Jonathan ES Lin
Life · Tech · Faith

Living Dangerously

May 29, 2015

Most people live it safe. I'm not saying that they prefer stable jobs over entrepreneurship, but rather that they prefer to keep their time, money, and skills for themselves, rather than be generous with it. It might also be a preference for a stable job over one that has greater humanitarian or societal impact. Or it might be the reluctance to simply be generous with even our small change. We are afraid that we would lose out if we gave more of ourselves.

What if we gave some money to every person who asks for donation or alms by the street? More often than not we tend not to glance at them, or walk quickly away, to avoid the guilt of not wanting to give some of what we have away. Well, I do.

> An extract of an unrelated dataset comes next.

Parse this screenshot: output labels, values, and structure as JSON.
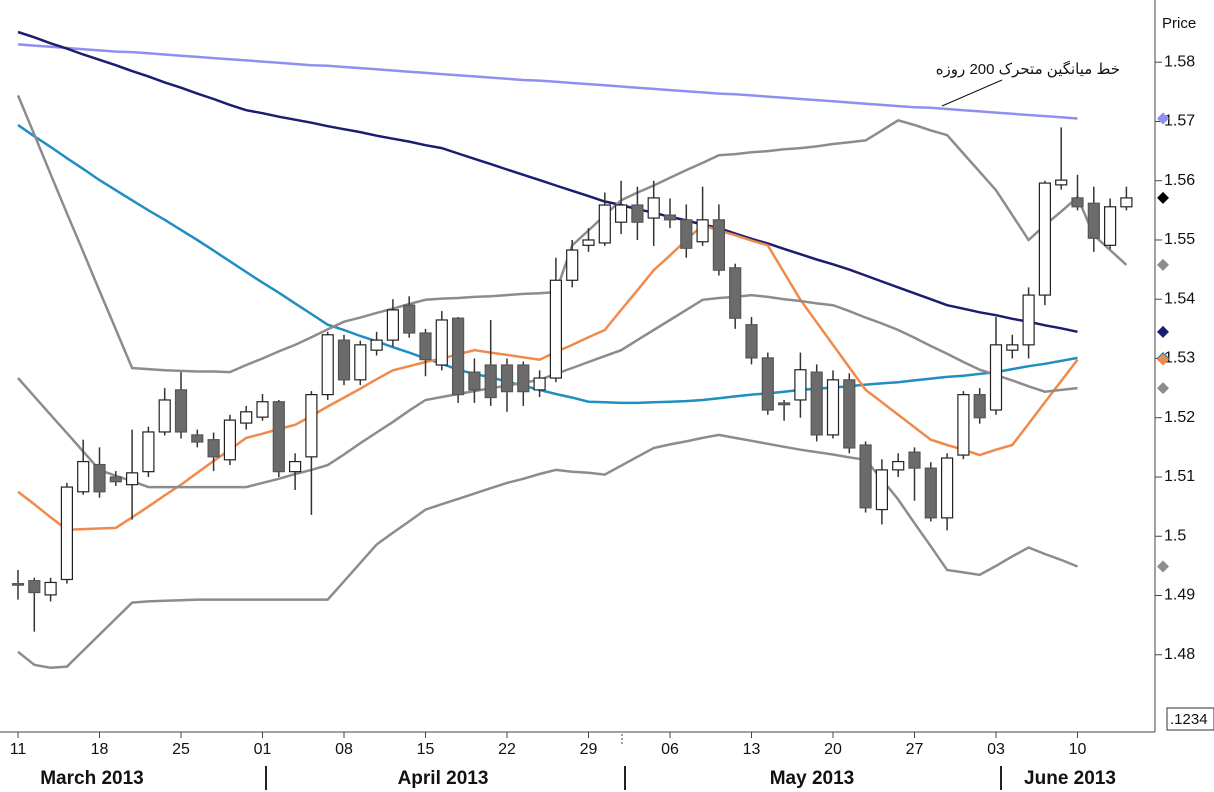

What if, instead of hanging out with friends in posh cafes and restaurants in Jalan Telawi, we spent time in charity homes or for good causes? I often do not even dare to venture giving my time to better causes, choosing instead the comfortable vicinity of friends and food, as well as keeping to my own little world of life habits.

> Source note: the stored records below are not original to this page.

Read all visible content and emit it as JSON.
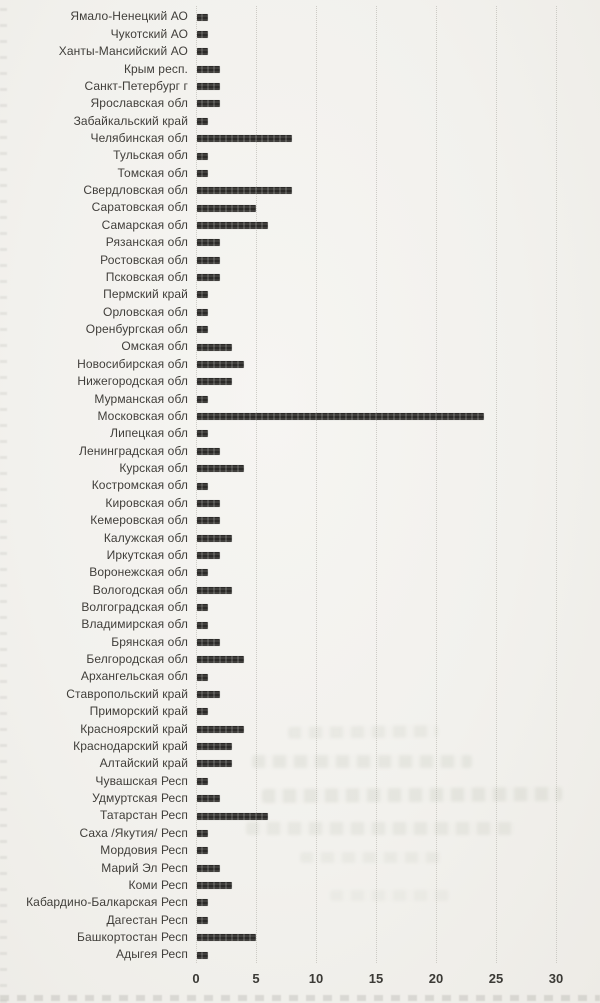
{
  "page": {
    "kind": "scanned horizontal bar chart, no title",
    "background_color": "#f2f1ed"
  },
  "chart_data": {
    "type": "bar",
    "orientation": "horizontal",
    "title": "",
    "xlabel": "",
    "ylabel": "",
    "xlim": [
      0,
      30
    ],
    "x_ticks": [
      0,
      5,
      10,
      15,
      20,
      25,
      30
    ],
    "grid": true,
    "legend": false,
    "bar_color": "#31302d",
    "label_color": "#403e3a",
    "tick_color": "#3b3a36",
    "gridline_color": "#c7c5bf",
    "categories": [
      "Ямало-Ненецкий АО",
      "Чукотский АО",
      "Ханты-Мансийский АО",
      "Крым респ.",
      "Санкт-Петербург г",
      "Ярославская обл",
      "Забайкальский край",
      "Челябинская обл",
      "Тульская обл",
      "Томская обл",
      "Свердловская обл",
      "Саратовская обл",
      "Самарская обл",
      "Рязанская обл",
      "Ростовская обл",
      "Псковская обл",
      "Пермский край",
      "Орловская обл",
      "Оренбургская обл",
      "Омская обл",
      "Новосибирская обл",
      "Нижегородская обл",
      "Мурманская обл",
      "Московская обл",
      "Липецкая обл",
      "Ленинградская обл",
      "Курская обл",
      "Костромская обл",
      "Кировская обл",
      "Кемеровская обл",
      "Калужская обл",
      "Иркутская обл",
      "Воронежская обл",
      "Вологодская обл",
      "Волгоградская обл",
      "Владимирская обл",
      "Брянская обл",
      "Белгородская обл",
      "Архангельская обл",
      "Ставропольский край",
      "Приморский край",
      "Красноярский край",
      "Краснодарский край",
      "Алтайский край",
      "Чувашская Респ",
      "Удмуртская Респ",
      "Татарстан Респ",
      "Саха /Якутия/ Респ",
      "Мордовия Респ",
      "Марий Эл Респ",
      "Коми Респ",
      "Кабардино-Балкарская Респ",
      "Дагестан Респ",
      "Башкортостан Респ",
      "Адыгея Респ"
    ],
    "values": [
      1,
      1,
      1,
      2,
      2,
      2,
      1,
      8,
      1,
      1,
      8,
      5,
      6,
      2,
      2,
      2,
      1,
      1,
      1,
      3,
      4,
      3,
      1,
      24,
      1,
      2,
      4,
      1,
      2,
      2,
      3,
      2,
      1,
      3,
      1,
      1,
      2,
      4,
      1,
      2,
      1,
      4,
      3,
      3,
      1,
      2,
      6,
      1,
      1,
      2,
      3,
      1,
      1,
      5,
      1
    ]
  }
}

The other day I saw a row of shiny luxury cars in front of a shopping center. Shiny cars just seem like a total waste of resources. Surely much good could have been done if they were channeled somewhere else?

On one hand, we should not be legalistic about life. Good times with friends over a nice meal are great, and are relationship bridges over which the gospel might possibly pass through one day. On the other hand, the life of safety and comfort is becoming increasingly unbearable and empty. Years from now, I fear looking back and wondering why I've spent it all on myself.

Also, when we live safely and have lots of backup money in fixed deposits and in the stock market, we miss out on the opportunity to experience God's miraculous ability to provide in our times of need. Our self-sufficiency deprives us of our dependence of God. Surrendering our lives to Christ was at one point losing our lives, but it's just too easy after the fact to revert back to keeping our lives, and only giving away bits and pieces gradually to appease God and our consciences.

I don't dare to commit to living "dangerously", but it's something that appeals to me. Maybe I will gradually find the courage to live more and more "dangerously" as I grow older.